Bioactivity APIs

Center for Computational Toxicology and Exposure

Introduction

In this vignette, CCTE Bioactivity APIs will be explored.

NOTE: Please see the introductory vignette for an overview of the ccdR package and initial set up instruction with API key storage.

Data for the Bioactivity APIs comes from ToxCast’s invitrodb.

US EPA’s Toxicity Forecaster (ToxCast) program makes in vitro medium- and high-throughput screening assay data publicly available for prioritization and hazard characterization of thousands of chemicals.

The ToxCast pipeline (tcpl) is an R package that manages, curve-fits, plots, and stores ToxCast data to populate its linked MySQL database, InvitroDB. These assays comprise Tier 2-3 of the new Computational Toxicology Blueprint, and employ automated chemical screening technologies, to evaluate the effects of chemical exposure on living cells and biological macromolecules, such as proteins (Thomas et al., 2019). More information on the ToxCast program can be found at https://www.epa.gov/comptox-tools/toxicity-forecasting-toxcast.

This flexible analysis pipeline is capable of efficiently processing and storing large volumes of data. The diverse data, received in heterogeneous formats from numerous vendors, are transformed to a standard computable format and loaded into the tcpl database by vendor-specific R scripts. Once data is loaded into the database, ToxCast utilizes generalized processing functions provided in this package to process, normalize, model, qualify, and visualize the data.

Figure 1: Conceptual overview of the ToxCast Pipeline functionality

Functions

Several ccdR functions are used to access the CCTE Bioactivity API data.

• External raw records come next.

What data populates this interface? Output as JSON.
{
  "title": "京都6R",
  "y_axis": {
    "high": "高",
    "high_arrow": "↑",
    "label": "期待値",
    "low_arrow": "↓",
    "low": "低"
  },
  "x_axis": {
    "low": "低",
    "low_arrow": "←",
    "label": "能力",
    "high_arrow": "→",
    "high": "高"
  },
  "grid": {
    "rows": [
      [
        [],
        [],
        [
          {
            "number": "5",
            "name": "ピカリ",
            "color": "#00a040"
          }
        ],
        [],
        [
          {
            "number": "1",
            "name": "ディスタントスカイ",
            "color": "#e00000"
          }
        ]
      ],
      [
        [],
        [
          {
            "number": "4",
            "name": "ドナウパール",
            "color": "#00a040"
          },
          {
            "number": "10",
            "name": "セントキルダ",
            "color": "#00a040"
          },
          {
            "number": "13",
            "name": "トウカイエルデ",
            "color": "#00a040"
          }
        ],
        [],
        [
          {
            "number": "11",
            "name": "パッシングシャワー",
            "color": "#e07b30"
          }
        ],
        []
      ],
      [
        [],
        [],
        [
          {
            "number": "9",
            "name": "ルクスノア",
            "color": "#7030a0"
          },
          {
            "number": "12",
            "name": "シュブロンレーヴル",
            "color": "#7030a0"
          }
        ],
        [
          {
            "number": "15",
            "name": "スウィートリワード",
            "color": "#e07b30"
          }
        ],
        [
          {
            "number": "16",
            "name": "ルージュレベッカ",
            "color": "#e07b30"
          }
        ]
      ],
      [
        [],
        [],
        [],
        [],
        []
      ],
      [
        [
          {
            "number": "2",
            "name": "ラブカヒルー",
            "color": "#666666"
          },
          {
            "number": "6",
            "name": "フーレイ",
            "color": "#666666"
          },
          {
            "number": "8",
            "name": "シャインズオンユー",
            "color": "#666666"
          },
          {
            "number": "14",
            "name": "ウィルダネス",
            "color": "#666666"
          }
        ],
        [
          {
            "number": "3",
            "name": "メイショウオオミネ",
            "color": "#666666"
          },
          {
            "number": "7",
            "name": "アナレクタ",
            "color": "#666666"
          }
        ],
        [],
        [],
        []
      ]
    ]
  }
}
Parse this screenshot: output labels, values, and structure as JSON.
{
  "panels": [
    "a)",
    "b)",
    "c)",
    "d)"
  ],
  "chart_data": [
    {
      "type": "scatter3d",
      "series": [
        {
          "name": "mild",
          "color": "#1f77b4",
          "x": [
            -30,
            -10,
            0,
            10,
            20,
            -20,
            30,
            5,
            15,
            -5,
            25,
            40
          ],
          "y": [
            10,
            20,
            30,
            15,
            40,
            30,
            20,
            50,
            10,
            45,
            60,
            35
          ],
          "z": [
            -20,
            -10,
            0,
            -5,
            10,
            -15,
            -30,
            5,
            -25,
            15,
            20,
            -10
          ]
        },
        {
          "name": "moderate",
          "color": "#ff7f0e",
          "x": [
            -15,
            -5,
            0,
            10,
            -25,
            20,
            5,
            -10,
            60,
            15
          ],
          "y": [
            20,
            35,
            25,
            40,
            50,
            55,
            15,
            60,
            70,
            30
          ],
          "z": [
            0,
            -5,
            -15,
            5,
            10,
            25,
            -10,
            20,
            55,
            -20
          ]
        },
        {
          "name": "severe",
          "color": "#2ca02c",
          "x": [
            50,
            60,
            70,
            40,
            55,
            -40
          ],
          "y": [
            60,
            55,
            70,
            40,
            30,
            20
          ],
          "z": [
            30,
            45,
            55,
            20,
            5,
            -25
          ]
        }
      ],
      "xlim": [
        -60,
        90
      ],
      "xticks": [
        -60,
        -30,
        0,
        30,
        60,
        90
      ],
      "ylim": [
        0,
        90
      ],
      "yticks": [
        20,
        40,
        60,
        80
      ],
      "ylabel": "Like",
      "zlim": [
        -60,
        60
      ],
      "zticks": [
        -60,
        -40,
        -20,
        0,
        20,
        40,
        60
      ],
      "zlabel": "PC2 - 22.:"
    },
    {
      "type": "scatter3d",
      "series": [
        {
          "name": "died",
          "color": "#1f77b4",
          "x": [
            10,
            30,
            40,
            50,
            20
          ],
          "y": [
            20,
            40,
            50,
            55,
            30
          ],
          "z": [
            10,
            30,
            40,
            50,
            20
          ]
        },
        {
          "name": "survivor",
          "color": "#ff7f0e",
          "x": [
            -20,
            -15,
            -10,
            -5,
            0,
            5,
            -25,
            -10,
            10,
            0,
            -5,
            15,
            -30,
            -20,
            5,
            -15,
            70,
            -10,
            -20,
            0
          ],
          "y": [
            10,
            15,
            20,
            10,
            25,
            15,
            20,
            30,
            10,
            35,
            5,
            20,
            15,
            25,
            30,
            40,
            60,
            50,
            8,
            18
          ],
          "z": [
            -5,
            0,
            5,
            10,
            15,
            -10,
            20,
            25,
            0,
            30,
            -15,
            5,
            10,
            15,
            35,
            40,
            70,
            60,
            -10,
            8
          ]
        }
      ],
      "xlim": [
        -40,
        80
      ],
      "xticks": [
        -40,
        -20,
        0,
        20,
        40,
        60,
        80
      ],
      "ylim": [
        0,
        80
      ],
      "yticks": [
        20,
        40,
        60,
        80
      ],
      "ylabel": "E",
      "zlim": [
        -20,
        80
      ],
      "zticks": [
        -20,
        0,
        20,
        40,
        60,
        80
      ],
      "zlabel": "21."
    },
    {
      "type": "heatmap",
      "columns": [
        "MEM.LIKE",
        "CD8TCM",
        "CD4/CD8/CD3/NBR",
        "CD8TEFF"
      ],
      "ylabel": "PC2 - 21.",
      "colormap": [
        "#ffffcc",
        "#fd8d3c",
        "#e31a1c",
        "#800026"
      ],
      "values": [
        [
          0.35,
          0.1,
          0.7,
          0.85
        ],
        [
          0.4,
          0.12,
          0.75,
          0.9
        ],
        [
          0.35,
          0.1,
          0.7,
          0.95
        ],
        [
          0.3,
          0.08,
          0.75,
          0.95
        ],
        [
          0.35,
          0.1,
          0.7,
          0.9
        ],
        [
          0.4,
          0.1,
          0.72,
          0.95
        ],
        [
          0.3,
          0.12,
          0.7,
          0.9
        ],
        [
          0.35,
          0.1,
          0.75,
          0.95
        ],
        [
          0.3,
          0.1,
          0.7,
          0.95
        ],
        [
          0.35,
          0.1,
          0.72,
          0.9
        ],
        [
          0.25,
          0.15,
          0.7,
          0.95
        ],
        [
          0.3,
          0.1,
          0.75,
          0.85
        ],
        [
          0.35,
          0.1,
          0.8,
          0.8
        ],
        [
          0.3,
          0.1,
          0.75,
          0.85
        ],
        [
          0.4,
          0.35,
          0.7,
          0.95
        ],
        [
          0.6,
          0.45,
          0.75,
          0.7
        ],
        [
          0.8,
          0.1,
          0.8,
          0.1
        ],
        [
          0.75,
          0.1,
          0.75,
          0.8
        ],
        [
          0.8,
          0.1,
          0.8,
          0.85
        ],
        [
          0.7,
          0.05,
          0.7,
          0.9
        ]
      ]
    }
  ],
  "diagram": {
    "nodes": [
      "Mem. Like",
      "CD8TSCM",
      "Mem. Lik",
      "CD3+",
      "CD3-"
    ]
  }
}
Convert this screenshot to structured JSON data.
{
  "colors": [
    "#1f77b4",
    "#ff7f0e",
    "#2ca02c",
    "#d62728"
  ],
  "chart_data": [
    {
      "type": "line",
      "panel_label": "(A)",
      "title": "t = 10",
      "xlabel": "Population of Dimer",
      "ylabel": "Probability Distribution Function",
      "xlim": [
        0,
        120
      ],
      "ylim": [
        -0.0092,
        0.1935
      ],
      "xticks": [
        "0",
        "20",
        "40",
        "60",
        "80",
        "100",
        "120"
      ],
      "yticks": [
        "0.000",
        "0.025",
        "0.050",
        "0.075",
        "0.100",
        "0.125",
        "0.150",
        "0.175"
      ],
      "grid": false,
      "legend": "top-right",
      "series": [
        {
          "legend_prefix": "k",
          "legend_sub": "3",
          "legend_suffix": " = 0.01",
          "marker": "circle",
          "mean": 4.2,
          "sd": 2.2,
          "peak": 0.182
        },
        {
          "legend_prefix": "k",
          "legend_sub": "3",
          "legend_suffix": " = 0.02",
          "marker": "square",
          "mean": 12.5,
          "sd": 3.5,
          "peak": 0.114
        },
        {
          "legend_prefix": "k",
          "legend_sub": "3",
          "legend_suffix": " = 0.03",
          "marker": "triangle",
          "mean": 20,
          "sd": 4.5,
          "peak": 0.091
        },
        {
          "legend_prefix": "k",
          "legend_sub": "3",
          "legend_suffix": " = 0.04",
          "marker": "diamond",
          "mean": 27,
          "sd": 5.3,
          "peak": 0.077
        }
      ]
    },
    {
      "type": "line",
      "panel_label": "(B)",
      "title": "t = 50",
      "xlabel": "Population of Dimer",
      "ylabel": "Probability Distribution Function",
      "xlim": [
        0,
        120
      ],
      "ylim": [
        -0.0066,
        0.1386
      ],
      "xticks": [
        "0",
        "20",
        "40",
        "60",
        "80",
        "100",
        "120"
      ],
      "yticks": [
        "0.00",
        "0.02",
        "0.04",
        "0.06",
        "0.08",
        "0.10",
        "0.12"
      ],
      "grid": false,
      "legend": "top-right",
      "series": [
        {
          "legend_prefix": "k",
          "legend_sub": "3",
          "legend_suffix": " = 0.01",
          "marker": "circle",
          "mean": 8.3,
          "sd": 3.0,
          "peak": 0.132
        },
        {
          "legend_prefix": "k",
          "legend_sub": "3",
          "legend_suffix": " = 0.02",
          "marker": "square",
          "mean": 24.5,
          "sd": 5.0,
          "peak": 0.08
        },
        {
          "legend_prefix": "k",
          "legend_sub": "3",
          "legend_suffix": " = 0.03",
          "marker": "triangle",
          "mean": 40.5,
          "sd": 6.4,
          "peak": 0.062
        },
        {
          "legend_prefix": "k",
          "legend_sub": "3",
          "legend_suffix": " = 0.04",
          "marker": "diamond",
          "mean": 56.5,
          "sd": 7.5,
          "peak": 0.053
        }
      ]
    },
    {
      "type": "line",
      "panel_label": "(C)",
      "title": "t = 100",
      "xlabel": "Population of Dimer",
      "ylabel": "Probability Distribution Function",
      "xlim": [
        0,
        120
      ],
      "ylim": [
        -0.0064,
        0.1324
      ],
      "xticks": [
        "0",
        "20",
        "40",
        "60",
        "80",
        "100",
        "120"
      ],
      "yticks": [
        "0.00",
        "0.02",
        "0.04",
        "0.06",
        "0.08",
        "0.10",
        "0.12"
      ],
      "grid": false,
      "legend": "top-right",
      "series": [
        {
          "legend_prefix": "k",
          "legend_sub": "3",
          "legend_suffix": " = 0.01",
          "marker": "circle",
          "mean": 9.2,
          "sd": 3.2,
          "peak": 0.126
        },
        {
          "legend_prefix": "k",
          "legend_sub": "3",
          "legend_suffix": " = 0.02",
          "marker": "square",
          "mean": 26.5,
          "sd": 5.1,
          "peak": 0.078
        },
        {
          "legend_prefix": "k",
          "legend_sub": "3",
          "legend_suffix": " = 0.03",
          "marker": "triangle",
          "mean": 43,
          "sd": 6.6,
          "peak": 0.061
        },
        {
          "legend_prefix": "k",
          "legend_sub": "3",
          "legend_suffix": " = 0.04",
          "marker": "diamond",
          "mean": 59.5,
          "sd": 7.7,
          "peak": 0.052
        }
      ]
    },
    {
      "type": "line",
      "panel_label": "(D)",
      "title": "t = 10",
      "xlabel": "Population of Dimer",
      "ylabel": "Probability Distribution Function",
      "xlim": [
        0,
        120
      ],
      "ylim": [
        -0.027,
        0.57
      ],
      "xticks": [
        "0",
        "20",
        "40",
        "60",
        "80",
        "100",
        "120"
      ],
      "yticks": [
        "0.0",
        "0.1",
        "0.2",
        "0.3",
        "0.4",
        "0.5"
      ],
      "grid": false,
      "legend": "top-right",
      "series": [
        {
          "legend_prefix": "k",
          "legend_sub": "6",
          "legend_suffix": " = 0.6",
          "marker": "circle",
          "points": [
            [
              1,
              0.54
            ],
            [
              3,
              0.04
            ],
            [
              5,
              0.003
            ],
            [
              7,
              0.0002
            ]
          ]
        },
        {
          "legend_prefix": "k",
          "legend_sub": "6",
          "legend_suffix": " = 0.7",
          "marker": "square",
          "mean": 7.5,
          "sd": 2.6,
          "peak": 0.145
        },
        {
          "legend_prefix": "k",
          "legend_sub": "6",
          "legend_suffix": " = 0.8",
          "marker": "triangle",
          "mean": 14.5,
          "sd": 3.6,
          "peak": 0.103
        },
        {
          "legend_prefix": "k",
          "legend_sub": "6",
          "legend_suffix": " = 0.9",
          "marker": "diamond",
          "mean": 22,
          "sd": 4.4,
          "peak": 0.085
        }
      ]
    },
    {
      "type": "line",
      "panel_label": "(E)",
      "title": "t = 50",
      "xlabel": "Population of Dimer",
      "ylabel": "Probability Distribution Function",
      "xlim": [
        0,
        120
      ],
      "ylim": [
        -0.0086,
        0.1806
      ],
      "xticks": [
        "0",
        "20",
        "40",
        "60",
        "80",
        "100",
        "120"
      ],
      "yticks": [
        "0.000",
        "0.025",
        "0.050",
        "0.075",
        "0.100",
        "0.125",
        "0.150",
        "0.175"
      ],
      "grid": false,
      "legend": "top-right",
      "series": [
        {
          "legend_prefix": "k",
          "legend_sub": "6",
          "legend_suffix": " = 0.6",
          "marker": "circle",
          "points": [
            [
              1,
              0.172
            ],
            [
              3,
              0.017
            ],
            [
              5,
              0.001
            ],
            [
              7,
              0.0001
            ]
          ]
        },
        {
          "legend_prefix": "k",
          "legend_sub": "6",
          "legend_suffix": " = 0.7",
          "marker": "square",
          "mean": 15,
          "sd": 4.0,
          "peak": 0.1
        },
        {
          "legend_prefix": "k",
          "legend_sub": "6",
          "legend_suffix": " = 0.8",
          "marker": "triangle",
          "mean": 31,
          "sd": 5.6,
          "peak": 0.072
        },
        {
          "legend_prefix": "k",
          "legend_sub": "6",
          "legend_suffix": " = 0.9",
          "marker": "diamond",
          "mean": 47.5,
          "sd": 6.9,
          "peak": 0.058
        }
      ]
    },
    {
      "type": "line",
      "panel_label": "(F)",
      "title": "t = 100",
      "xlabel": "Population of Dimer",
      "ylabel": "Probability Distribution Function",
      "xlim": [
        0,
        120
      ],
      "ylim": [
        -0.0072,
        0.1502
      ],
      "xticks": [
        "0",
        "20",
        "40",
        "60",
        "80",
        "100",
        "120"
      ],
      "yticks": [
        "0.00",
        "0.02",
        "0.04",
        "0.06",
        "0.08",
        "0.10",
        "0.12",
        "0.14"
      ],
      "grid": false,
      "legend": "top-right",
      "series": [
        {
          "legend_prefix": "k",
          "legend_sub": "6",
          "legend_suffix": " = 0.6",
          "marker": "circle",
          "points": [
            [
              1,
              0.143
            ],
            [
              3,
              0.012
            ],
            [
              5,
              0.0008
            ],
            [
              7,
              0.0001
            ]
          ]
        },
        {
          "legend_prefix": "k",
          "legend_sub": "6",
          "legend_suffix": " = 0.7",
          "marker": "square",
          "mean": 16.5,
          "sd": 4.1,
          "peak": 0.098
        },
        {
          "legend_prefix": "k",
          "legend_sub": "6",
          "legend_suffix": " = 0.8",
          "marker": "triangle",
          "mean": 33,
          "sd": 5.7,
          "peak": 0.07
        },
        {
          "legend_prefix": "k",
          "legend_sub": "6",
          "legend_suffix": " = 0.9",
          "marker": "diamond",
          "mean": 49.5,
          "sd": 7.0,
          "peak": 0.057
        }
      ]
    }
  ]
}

Bioactivity Assay Resource

Specific assays may be searched as well as all available assays that have data.

Get annotation by aeid

get_annotation_by_aeid() retrieves annotation for a specific assay endpoint id (aeid).

res_dt <- get_annotation_by_aeid(AEID = "891", API_key = apikey, Server = url)
# optionally perform this unnest, apply names_repair = "unique" to give a unique column name
# note - the gene column may be an array of multiple genes rather than just one, meaning this step may not work
#res_dt <- res_dt |> tidyr::unnest_wider(col = c("citation", "gene", "assayList"), names_repair = "unique")

Get all assay annotations

get_all_assays() retrieves all annotations for all assays available. Optionally, the user can unnest “citation”, “gene”, “assayList” wider so each element has its own column.

res_dt <- get_all_assays(API_key = apikey, Server = url)
# optionally perform the following unnest, apply names_repair = "unique" to give a unique column name
# note - the gene column may be an array of multiple genes rather than just one, meaning this step may not work
#res_dt <- res_dt |> tidyr::unnest_wider(col = c("citation", "gene", "assayList"), names_repair = "unique")

Bioactivity Data Resource

There are several resources for retrieving bioactivity data associated with a variety of identifier types (e.g., DTXSID, aeid) that are available to the user.

Get summary data

get_bioactivity_summary() retrieves a summary of the number of active hits compared to the total number tested for both multiple and single concentration by aeid.

res_dt <- get_bioactivity_summary(AEID = "891", API_key = apikey, Server = url)

Get data

get_bioactivity_details() can retrieve all available multiple concentration data by assay endpoint id (aeid), sample id (spid), Level 4 ID (m4id), or chemical DTXSID. Examples for each are provided below:

By spid
res_dt <- get_bioactivity_details(SPID = "TP0001055F12", API_key = apikey, Server = paste0(url, "/data"))
By m4id
res_dt <- get_bioactivity_details(m4id = 739695, API_key = apikey, Server = paste0(url, "/data"))
By DTXSID
res_dt <- get_bioactivity_details(DTXSID = "DTXSID7020182", API_key = apikey, Server = paste0(url, "/data"))
By aeid
res_dt <- get_bioactivity_details(AEID = "891", API_key = apikey, Server = paste0(url, "/data"))

Conclusion

In this vignette, a variety of functions that access different types of data found in the Bioactivity endpoints of the CCTE APIs were listed. We encourage the reader to explore the data accessible through these endpoints work with it to get a better understanding of what data is available. Additional endpoints and corresponding functions exist and we encourage the user to explore these.